April 3, 2020. My first blog post in the Coronatimes.
Every time someone asks me if my daughter is home from school since most universities have gone to online classes for the rest of the semester, I just roll my eyes and say, “Not yet.” Talking my daughter into coming home has been a hard and most stressful job over the last week.
She’s 20, a junior in college, and ripping her away from her friends, her boyfriend, some seniors she likely will never see again, her sorority, her job, and her freedom, only to send her to the dungeon of Chateau d’If of home is pure torture. This pandemic is a huge inconvenience for her.
She has run the gamut of staying an extra week till they officially close the school to staying for free with some friends in an apartment to secretly staying the dorms with other students who have an exemption to stay on campus. Staying a few extra days, okay. Staying for free with friends, okay, but we aren’t giving you any money for living expenses or food – that’s what we paid the room and board for, okay – a no go for her financially. Secretly staying the dorms, Absolutely not.
The negotiation skills of this 20 year old have been amazing. My husband and I have marveled at the ingenuity of her arguments. She has made every single argument while assuring us that she’s only thinking of our health safety in flying up to get her; that she has worked really hard to come up with the best solution for everybody. She just simply doesn’t want to come home. Coronavirus be damned.
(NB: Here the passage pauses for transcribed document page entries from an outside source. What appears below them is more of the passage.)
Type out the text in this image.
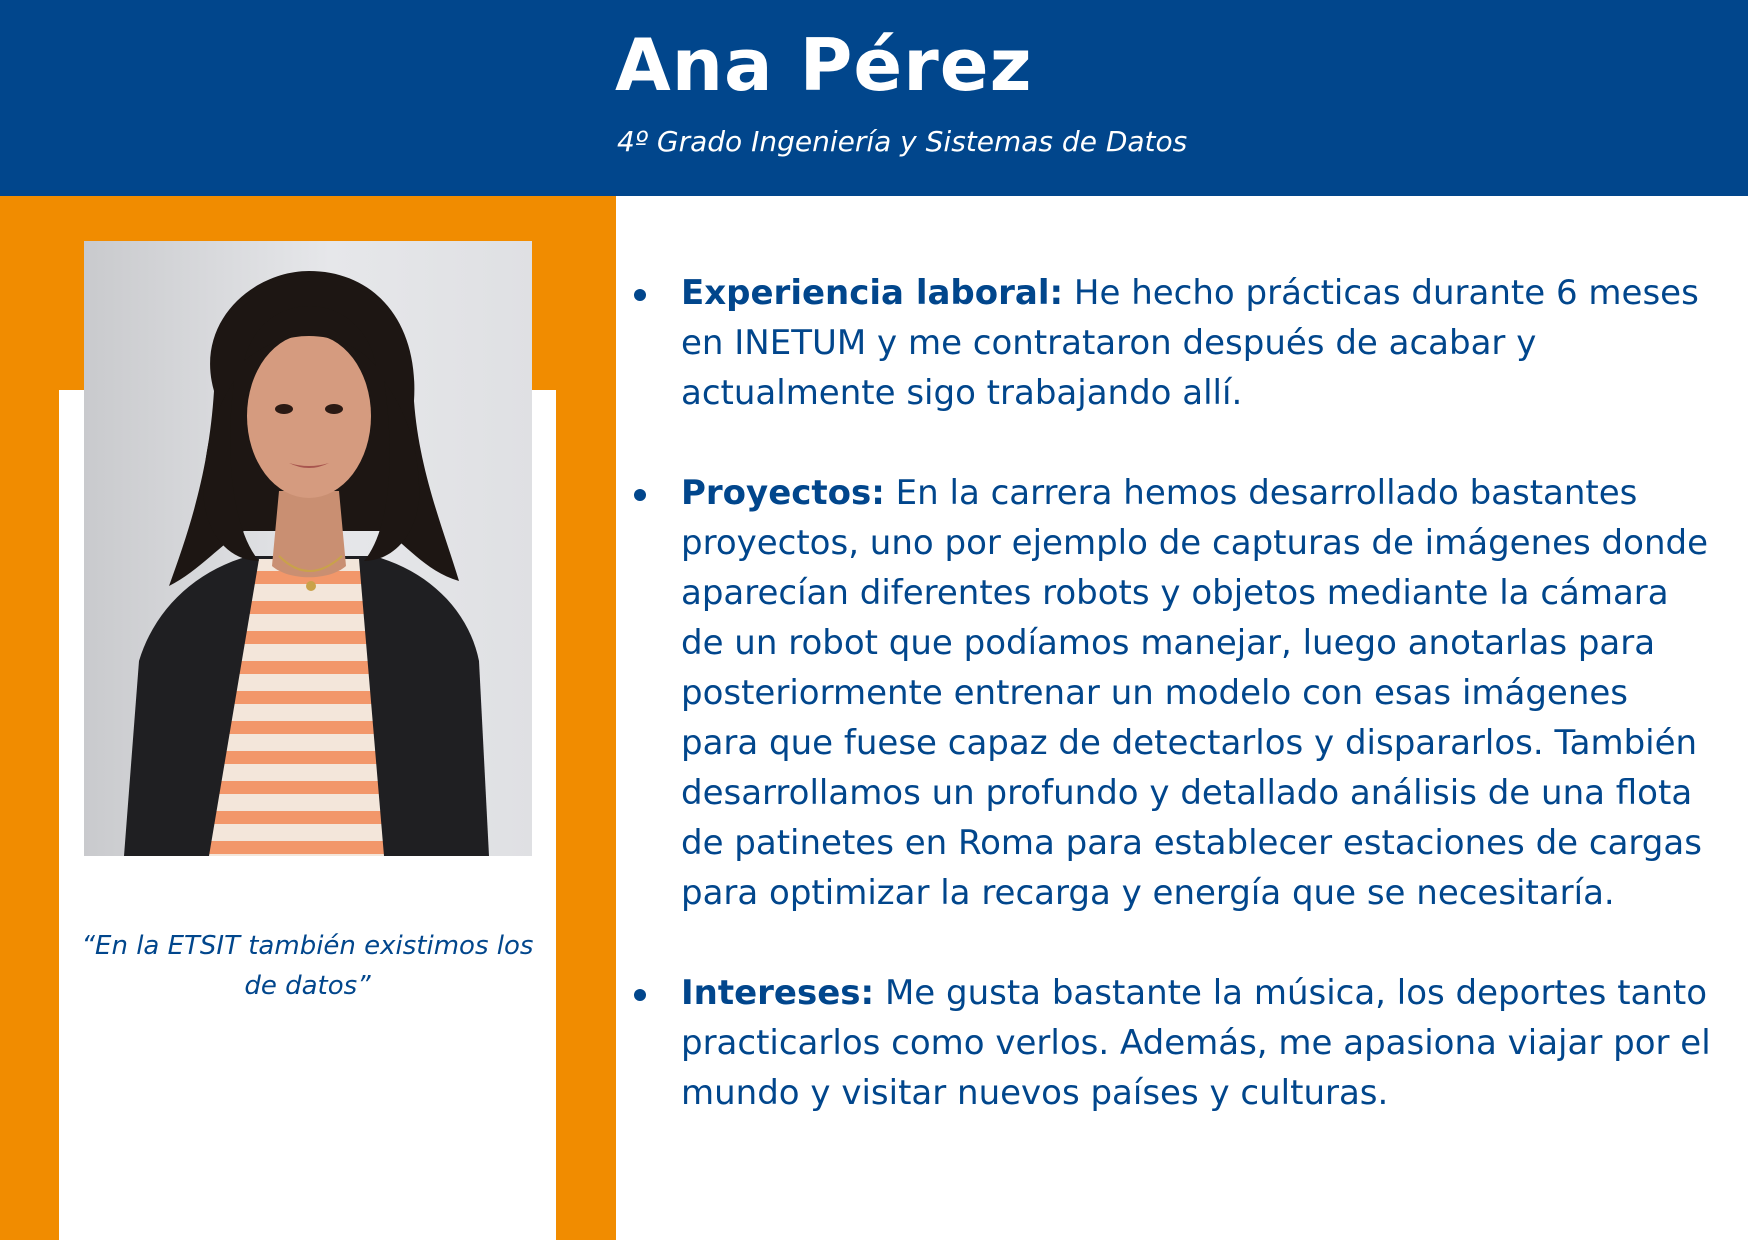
Ana Pérez
4º Grado Ingeniería y Sistemas de Datos
“En la ETSIT también existimos los de datos”
Experiencia laboral: He hecho prácticas durante 6 meses en INETUM y me contrataron después de acabar y actualmente sigo trabajando allí.
Proyectos: En la carrera hemos desarrollado bastantes proyectos, uno por ejemplo de capturas de imágenes donde aparecían diferentes robots y objetos mediante la cámara de un robot que podíamos manejar, luego anotarlas para posteriormente entrenar un modelo con esas imágenes para que fuese capaz de detectarlos y dispararlos. También desarrollamos un profundo y detallado análisis de una flota de patinetes en Roma para establecer estaciones de cargas para optimizar la recarga y energía que se necesitaría.
Intereses: Me gusta bastante la música, los deportes tanto practicarlos como verlos. Además, me apasiona viajar por el mundo y visitar nuevos países y culturas.
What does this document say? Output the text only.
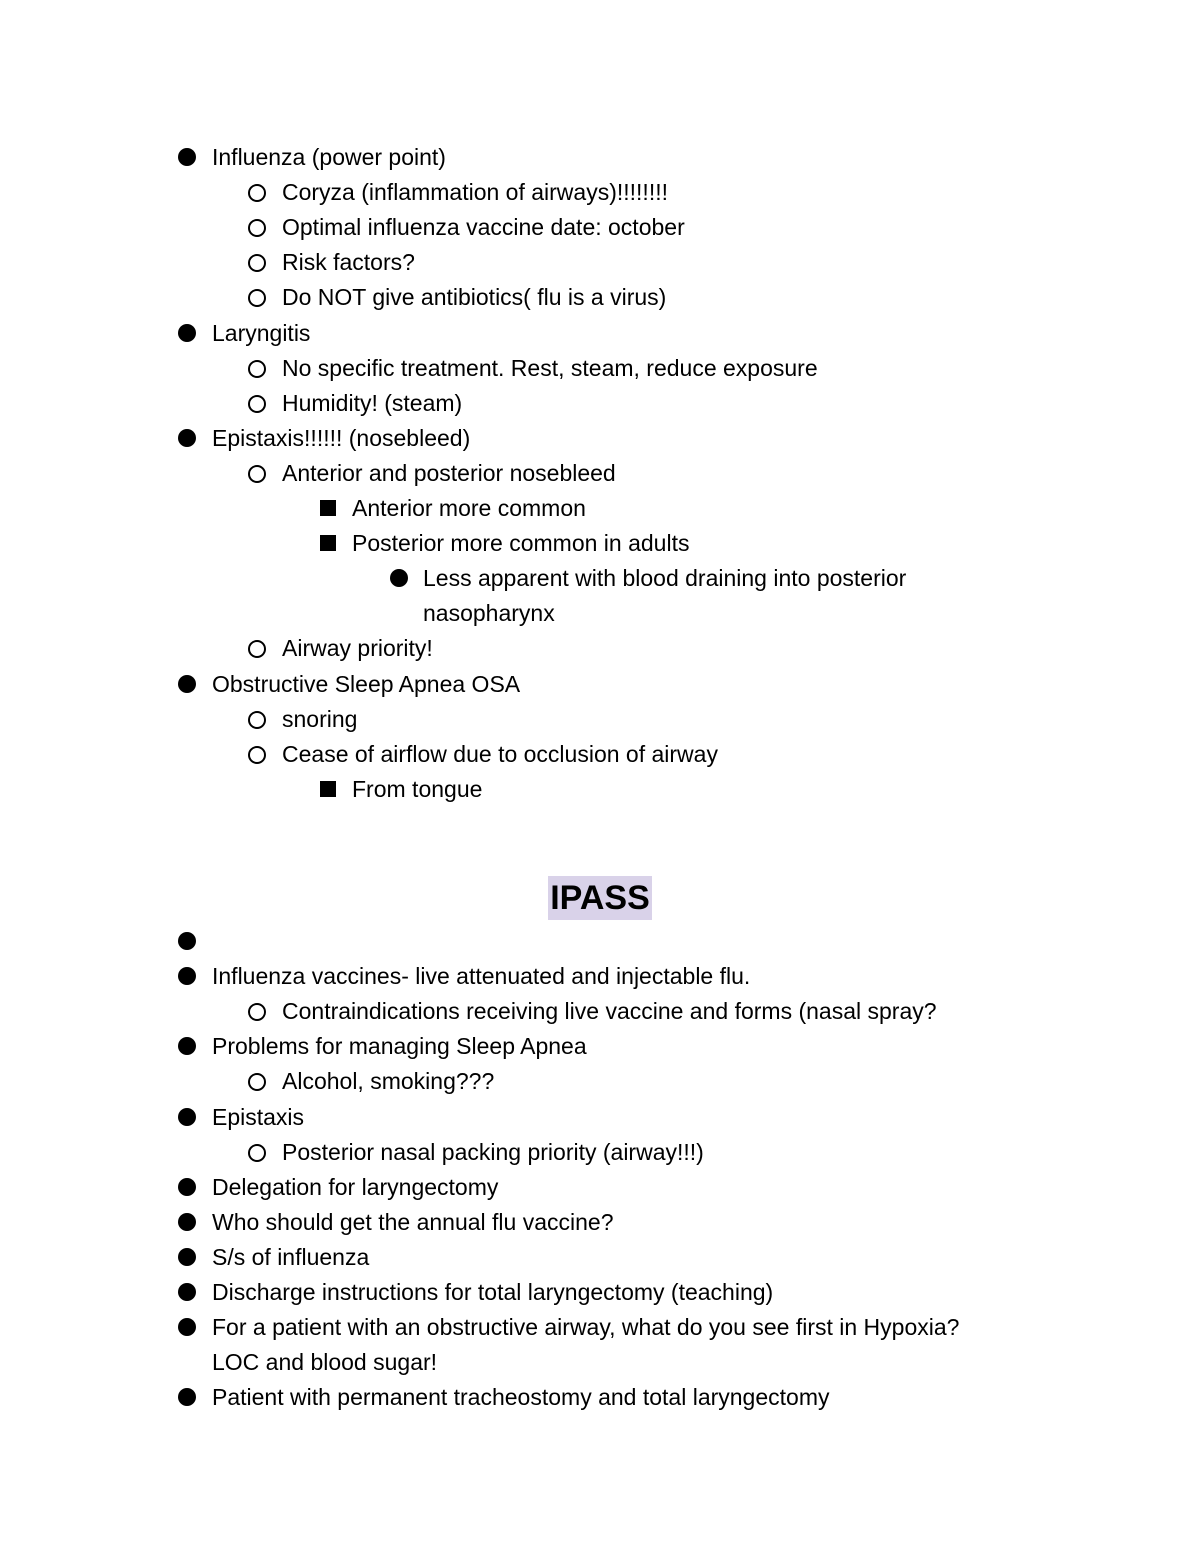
Influenza (power point)
Coryza (inflammation of airways)!!!!!!!!
Optimal influenza vaccine date: october
Risk factors?
Do NOT give antibiotics( flu is a virus)
Laryngitis
No specific treatment. Rest, steam, reduce exposure
Humidity! (steam)
Epistaxis!!!!!! (nosebleed)
Anterior and posterior nosebleed
Anterior more common
Posterior more common in adults
Less apparent with blood draining into posterior
nasopharynx
Airway priority!
Obstructive Sleep Apnea OSA
snoring
Cease of airflow due to occlusion of airway
From tongue
IPASS
Influenza vaccines- live attenuated and injectable flu.
Contraindications receiving live vaccine and forms (nasal spray?
Problems for managing Sleep Apnea
Alcohol, smoking???
Epistaxis
Posterior nasal packing priority (airway!!!)
Delegation for laryngectomy
Who should get the annual flu vaccine?
S/s of influenza
Discharge instructions for total laryngectomy (teaching)
For a patient with an obstructive airway, what do you see first in Hypoxia?
LOC and blood sugar!
Patient with permanent tracheostomy and total laryngectomy
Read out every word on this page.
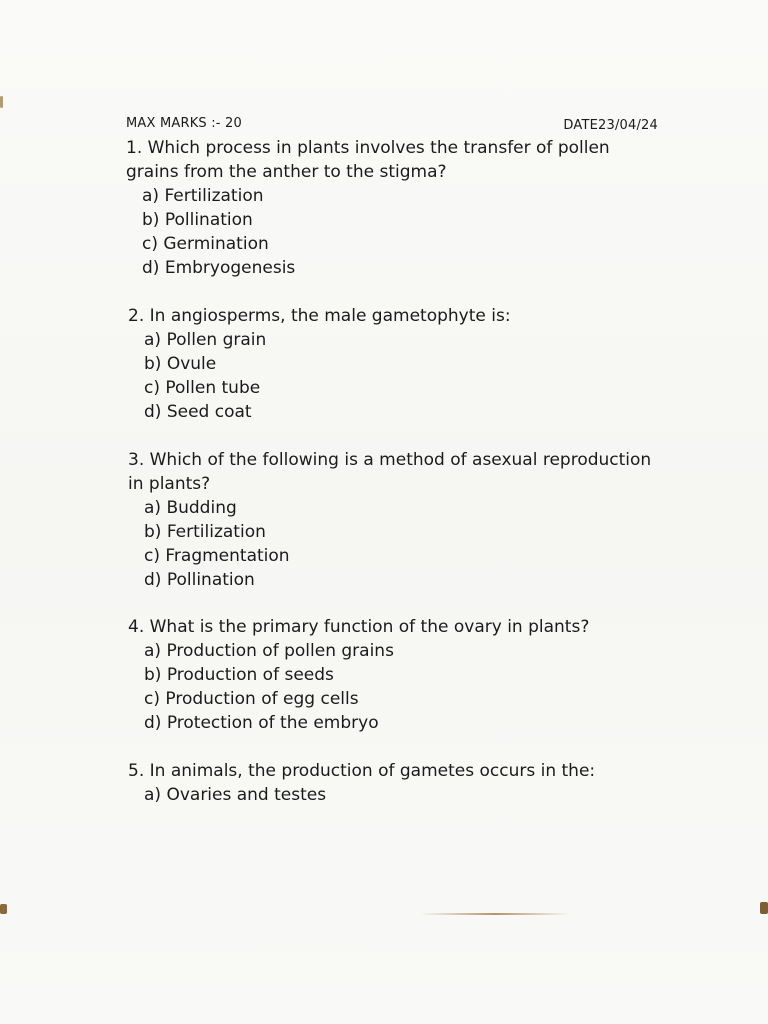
MAX MARKS :- 20	DATE23/04/24

1. Which process in plants involves the transfer of pollen grains from the anther to the stigma?

a) Fertilization
b) Pollination
c) Germination
d) Embryogenesis

2. In angiosperms, the male gametophyte is:

a) Pollen grain
b) Ovule
c) Pollen tube
d) Seed coat

3. Which of the following is a method of asexual reproduction in plants?

a) Budding
b) Fertilization
c) Fragmentation
d) Pollination

4. What is the primary function of the ovary in plants?

a) Production of pollen grains
b) Production of seeds
c) Production of egg cells
d) Protection of the embryo

5. In animals, the production of gametes occurs in the:

a) Ovaries and testes
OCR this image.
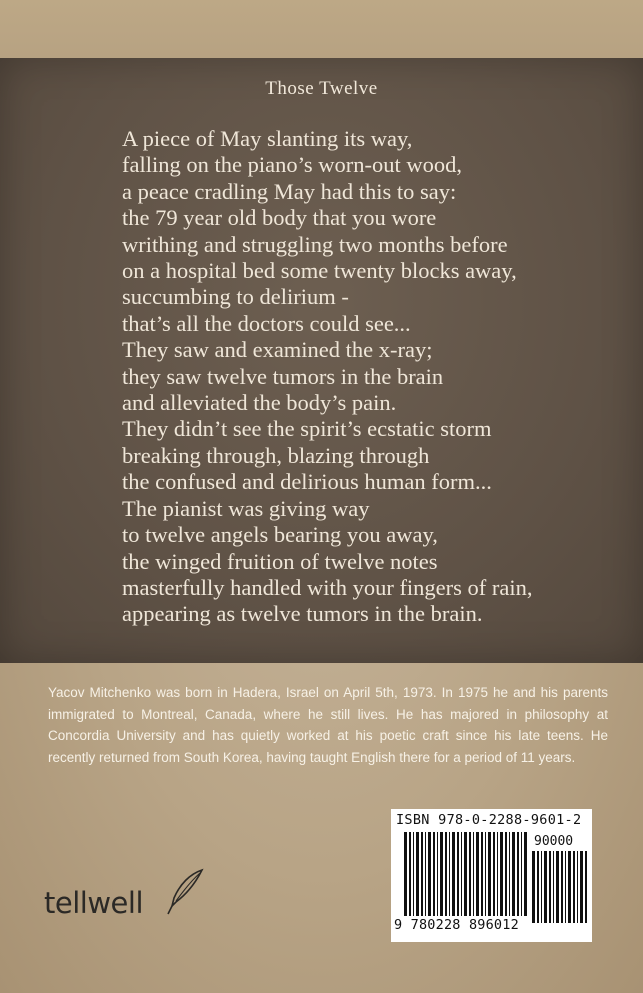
Those Twelve
A piece of May slanting its way,
falling on the piano’s worn-out wood,
a peace cradling May had this to say:
the 79 year old body that you wore
writhing and struggling two months before
on a hospital bed some twenty blocks away,
succumbing to delirium -
that’s all the doctors could see...
They saw and examined the x-ray;
they saw twelve tumors in the brain
and alleviated the body’s pain.
They didn’t see the spirit’s ecstatic storm
breaking through, blazing through
the confused and delirious human form...
The pianist was giving way
to twelve angels bearing you away,
the winged fruition of twelve notes
masterfully handled with your fingers of rain,
appearing as twelve tumors in the brain.
Yacov Mitchenko was born in Hadera, Israel on April 5th, 1973. In 1975 he and his parents immigrated to Montreal, Canada, where he still lives. He has majored in philosophy at Concordia University and has quietly worked at his poetic craft since his late teens. He recently returned from South Korea, having taught English there for a period of 11 years.
tellwell
ISBN 978-0-2288-9601-2
90000
9 780228 896012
It reminds me of of a story Jen Sincero told in her book, You are a Badass at Making Money. Jen was talking about becoming a badass at making money, teaching about tenacity. One of the points of tenacity is “Risking being Unpopular”. She tells a story about this nine-year-old kid who refused to sit in the middle seat on an airplane. He wanted a window seat. She said she had “never seen such unshakable, calm resolve in the face of such great danger – an entire airplane full of pissed off grown-ups. Without being bratty or pitching a fit, this kid held his ground until someone switched seats with him”. She said “he had the stick-to-itiveness to poo poo the need to be liked and fit in”. That was my daughter for an entire week with us. In fact, that’s been her life. She’s definitely a pill.
Anyway, finally the parents had to put their collective feet down and my husband is flying to her location and they will be driving the 15 hours home tomorrow. She was frustrated at not getting what she wanted, but she knows where her bread is buttered and will be better than I was a 20. She’ll come home. And when she gets home and out of her college bubble, she may just realize what the hell is going on in the world and how it really affects everyone.
In a couple of weeks when the pandemic is in full force, I hope she is able to see that bringing her home when we did possibly pre-empted a lot more stress on all of us. What would we do if she got sick so far from home without a place to really lie her head? What would we do then with our back up against the wall? If this were any other time or situation, we may have given her more freedom, but in the wake of an international health crisis, we had to step in and make the final decision for her. Perhaps, maybe, someday she’ll understand and even grateful.
But back to the tenacity…you go, girl. Keep arguing. You’ll lose some, but you’ll win some too.